I am trying to find a formal proof for the following property of Dirac delta function:
for any function $f$ : $$\int_{-\infty}^{+\infty} \delta(x)f(x)dx=f(0),$$ where $\delta$ is Dirac delta generalized function.
Sorry if the above $f$ must have some properties but I think it shouldn't. That is what I want the whole text and the proof.
Is there anyone who knows?
Indeed, as you were told, there is no proof of the formula you're asking, this is a definition.
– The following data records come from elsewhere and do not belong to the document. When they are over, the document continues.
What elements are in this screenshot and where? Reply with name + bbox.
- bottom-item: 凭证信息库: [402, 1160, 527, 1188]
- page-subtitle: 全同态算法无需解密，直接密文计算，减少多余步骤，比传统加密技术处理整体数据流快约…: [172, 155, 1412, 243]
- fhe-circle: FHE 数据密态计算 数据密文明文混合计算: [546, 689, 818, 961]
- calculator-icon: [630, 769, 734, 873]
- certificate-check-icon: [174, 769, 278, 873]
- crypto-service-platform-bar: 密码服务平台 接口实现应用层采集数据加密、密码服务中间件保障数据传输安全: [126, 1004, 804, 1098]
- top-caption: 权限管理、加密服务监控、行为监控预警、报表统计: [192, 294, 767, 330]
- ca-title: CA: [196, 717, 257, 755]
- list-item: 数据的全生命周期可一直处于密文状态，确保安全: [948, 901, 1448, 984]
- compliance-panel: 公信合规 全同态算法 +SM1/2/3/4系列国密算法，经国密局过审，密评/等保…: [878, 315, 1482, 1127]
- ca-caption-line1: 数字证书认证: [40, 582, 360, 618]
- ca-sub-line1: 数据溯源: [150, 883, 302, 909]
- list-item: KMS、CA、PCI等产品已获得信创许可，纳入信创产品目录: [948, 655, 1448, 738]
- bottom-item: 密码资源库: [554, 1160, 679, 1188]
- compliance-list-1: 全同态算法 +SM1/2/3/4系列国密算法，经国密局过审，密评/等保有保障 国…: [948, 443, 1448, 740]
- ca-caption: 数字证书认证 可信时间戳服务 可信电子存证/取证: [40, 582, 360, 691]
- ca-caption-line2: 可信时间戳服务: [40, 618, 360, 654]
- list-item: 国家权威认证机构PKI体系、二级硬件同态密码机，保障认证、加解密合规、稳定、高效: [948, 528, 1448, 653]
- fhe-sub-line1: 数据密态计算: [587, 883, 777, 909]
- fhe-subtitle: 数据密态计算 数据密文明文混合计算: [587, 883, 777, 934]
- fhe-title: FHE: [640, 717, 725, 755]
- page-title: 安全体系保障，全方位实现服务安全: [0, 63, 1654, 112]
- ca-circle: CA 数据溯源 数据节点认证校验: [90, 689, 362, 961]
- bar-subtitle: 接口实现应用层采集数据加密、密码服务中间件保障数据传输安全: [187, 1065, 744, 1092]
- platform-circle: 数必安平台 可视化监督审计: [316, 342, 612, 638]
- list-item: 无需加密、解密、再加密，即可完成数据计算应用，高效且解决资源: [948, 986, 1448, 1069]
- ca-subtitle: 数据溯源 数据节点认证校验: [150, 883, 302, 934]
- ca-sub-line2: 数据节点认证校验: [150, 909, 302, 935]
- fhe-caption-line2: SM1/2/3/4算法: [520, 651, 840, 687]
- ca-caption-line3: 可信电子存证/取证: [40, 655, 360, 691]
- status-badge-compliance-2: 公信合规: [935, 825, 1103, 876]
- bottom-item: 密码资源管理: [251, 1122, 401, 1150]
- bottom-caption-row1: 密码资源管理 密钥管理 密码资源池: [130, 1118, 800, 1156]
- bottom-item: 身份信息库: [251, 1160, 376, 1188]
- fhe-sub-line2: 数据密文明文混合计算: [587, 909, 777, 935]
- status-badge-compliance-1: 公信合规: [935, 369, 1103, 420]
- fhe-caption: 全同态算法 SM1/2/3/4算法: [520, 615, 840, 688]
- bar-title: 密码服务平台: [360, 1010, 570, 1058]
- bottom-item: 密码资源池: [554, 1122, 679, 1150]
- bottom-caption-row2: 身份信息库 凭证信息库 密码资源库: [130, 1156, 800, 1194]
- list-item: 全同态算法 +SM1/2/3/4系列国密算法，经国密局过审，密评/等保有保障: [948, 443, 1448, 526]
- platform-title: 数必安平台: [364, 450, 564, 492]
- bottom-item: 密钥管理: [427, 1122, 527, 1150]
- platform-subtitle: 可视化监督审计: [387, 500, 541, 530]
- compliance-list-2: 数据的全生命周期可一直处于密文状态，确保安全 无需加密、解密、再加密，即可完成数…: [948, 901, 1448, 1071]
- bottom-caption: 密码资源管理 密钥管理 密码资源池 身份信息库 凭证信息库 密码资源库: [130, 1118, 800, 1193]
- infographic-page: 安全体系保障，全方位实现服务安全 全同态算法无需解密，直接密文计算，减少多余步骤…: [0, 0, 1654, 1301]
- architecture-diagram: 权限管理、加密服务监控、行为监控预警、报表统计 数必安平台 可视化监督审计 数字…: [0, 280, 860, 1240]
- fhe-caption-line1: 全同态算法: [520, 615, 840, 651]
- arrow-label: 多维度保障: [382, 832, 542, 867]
However, here is the way why the expression on the left is used in so many contexts.
Consider a sequence of function $$ \delta_\epsilon(x)=\begin{cases}\frac{1}{2\epsilon},&-\epsilon<x<\epsilon,\\ 0,&\mbox{otherwise}. \end{cases} $$
It is reasonable to expect that $$ \delta(x)=\lim_{\epsilon\to 0}\delta_\epsilon(x). $$
Now consider the integral and assume that we are free to change the order of operations: $$ \int_{\mathbb R}\delta(x)f(x)dx=\lim_{\epsilon\to 0}\int_{\mathbb R}\delta_{\epsilon}(x)f(x)dx=\lim_{\epsilon\to 0}\int_{-\epsilon}^{\epsilon}\frac{1}{2\epsilon} f(x)dx=\lim_{\epsilon\to0}2\epsilon\cdot \frac{1}{2\epsilon} f(\xi), $$ where due to the mean value theorem $\xi\in(-\epsilon,\epsilon)$.
Hence we can conclude that $$ \lim_{\epsilon\to 0}f(\xi)=f(0), $$ which gives you a "proof" of the original formula.